La science-fiction, c’est… (1/7)

Après vous avoir mis à contribution et vous avoir demandé ce qu'était, pour vous, la science-fiction, il est temps de commenter, à mon tour, vos avis.

D'après Jean-Pascal Cottier : "La science-fiction, une manière de penser élargie où toutes les thématiques peuvent être rebrassées"

Intéressant. "Manière de penser", "rebrassées" : ces deux points m'interpellent. La science-fiction est en effet bien une manière de penser ou, plutôt, un état d'esprit, comme l'affirmait Pierre Versins (le fondateur de la Maison d'Ailleurs en 1976). Je me dois de préciser. Prenons un exemple trivial : les téléphones portables ont un rapport capacité / taille qui tend vers l'infini – ils sont de plus en plus puissants pour une taille de moins en moins grande (extension de la loi de Moore). Donc, je peux sans autre conjecturer, c'est-à-dire faire l'hypothèse rationnelle, qu'un jour, le téléphone portable sera réduit à sa puce et que l'interface qui l'entoure sera, par exemple, mon cerveau, puisque ce dernier abrite des phénomènes ondulatoires, tout comme le téléphone portable. Or, si je fais cette hypothèse rationnelle, soit je fais de l'anticipation (et je pense sincèrement qu'un jour nous aurons nos téléphones dans nos têtes), soit je fais de la sciencefiction.

Dans ce dernier cas, je dispose d'un motif passionnant pour raconter une histoire, une fiction : je peux alors imaginer que nous, pauvres individus du XXIIe siècle (ne soyons pas trop optimistes), devenions fous ! En effet, si à chaque fois que je pense à quelqu'un, je l'appelle – ce qui est rendu possible par l'implémentation de la carte SIM dans mon néocortex -, alors je risque fort de passer ma journée au téléphone, voire d'appeler n'importe qui sans aucun espoir de pouvoir m'arrêter !

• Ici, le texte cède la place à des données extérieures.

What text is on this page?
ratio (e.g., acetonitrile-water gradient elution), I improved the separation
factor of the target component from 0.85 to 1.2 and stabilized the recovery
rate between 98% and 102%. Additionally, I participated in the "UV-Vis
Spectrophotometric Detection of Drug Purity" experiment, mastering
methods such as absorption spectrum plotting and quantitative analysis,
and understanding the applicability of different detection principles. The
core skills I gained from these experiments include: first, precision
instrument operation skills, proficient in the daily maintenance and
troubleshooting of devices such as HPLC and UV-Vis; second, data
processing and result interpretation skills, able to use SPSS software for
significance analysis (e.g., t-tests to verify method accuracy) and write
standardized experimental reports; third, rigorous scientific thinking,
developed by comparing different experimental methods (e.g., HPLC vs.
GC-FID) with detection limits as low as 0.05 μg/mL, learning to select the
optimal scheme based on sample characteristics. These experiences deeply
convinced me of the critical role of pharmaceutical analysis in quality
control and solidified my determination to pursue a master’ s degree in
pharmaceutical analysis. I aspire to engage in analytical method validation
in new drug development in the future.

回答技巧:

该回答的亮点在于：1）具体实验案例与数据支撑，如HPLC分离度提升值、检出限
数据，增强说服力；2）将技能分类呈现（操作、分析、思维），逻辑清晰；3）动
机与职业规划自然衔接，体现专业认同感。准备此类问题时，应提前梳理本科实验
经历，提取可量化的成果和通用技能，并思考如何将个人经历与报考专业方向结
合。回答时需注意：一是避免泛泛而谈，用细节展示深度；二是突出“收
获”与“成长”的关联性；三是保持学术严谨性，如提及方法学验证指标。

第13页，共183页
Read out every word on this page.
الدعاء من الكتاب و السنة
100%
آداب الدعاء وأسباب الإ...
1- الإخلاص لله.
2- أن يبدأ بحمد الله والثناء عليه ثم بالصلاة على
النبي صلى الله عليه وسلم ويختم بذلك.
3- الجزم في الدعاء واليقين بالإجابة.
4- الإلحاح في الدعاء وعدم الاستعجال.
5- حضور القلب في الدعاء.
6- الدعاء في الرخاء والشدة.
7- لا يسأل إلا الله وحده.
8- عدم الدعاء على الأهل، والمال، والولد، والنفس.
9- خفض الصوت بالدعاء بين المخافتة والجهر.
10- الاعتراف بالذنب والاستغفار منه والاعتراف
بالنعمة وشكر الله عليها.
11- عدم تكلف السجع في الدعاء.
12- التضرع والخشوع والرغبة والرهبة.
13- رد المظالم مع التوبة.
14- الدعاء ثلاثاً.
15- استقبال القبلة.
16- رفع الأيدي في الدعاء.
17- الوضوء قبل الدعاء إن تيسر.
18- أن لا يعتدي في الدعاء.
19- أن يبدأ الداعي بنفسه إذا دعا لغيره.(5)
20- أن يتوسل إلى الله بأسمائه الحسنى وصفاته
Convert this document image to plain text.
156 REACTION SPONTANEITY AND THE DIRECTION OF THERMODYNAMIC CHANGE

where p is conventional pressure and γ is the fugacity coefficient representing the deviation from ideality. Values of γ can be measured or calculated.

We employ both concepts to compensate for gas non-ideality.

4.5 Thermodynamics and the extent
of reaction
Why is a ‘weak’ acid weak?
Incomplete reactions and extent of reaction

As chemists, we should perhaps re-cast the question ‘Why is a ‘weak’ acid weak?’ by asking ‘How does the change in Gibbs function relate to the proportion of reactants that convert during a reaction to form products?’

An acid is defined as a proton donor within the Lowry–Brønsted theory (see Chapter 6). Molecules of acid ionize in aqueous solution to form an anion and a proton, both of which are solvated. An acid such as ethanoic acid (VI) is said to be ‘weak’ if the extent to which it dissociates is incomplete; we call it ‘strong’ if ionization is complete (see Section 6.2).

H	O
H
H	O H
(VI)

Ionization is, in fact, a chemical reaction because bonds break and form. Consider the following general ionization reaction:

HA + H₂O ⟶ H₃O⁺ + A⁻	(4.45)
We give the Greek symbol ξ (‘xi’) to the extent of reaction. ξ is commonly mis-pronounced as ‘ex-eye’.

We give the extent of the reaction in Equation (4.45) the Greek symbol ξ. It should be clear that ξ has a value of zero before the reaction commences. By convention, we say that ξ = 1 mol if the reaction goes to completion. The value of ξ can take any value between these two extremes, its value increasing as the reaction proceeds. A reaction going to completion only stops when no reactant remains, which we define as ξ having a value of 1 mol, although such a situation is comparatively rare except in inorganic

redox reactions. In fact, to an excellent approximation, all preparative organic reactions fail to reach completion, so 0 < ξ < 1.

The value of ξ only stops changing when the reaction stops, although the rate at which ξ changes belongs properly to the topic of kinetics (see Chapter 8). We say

Suis-je en train d'inventer le futur ? Non. Mon histoire a pour prétention de raconter ce qui nous arrive déjà ! Je m'explique. Rappelez-vous les années 1980 (ou 1990) : pas (ou peu) de téléphones portables, donc le temps passé à téléphoner était réduit et la distance moyenne entre mon bras et le téléphone était grande. Aujourd'hui, des téléphones portables partout ; conséquence : on passe un temps fou… à téléphoner et la distance qui me sépare de cet appareil diminue comme peau de chagrin ! L'hypothèse évoquée plus haut n'a donc pas pour finalité d'esquisser les contours de l'avenir, mais d'exagérer, de déformer le présent, pour mettre en lumière un de ses aspects humains. L'équation : plus la capacité du téléphone est grande, plus la taille de ce dernier se réduit, possède un corollaire, en l'occurrence, le fait que le temps passé "en communication" augmente et que l'espace me séparant du combiné tend vers zéro (d'où la pertinence d'imaginer une puce dans mon cerveau : distance minimale, temps d'appel maximal). Ma conjecture a donc avant tout pour vertu de créer une image : réduire l'espace entre l'homme et les technologies de communication, c'est augmenter le temps dévolu à utiliser ces technologies (on peut penser à Facebook, Twitter, Internet, etc.).

En conséquence : la science-fiction est l'état d'esprit – celui de la conjecture – qui établit de nouveaux rapports, par le biais de l'image, entre l'être humain et la technologie. Autrement dit, la science-fiction est un miroir déformé de notre quotidien, un miroir qui nous renvoie le reflet de l'homme dans ce quotidien : un miroir qui nous permet de (nous) penser, en somme.

Une manière de rebrasser les thématiques qui nous sont familières, puisque ce sont… les nôtres.

Marc Atallah

Marc Atallah est le Directeur de la Maison d'Ailleurs, musée de la science-fiction, de l'utopie et des voyages extraordinaires à Yverdon-les-Bains, et Maître d'enseignement et de recherche à l'Université de Lausanne. Il vient ici nous parler des frontières de plus en plus floues entre science et fiction.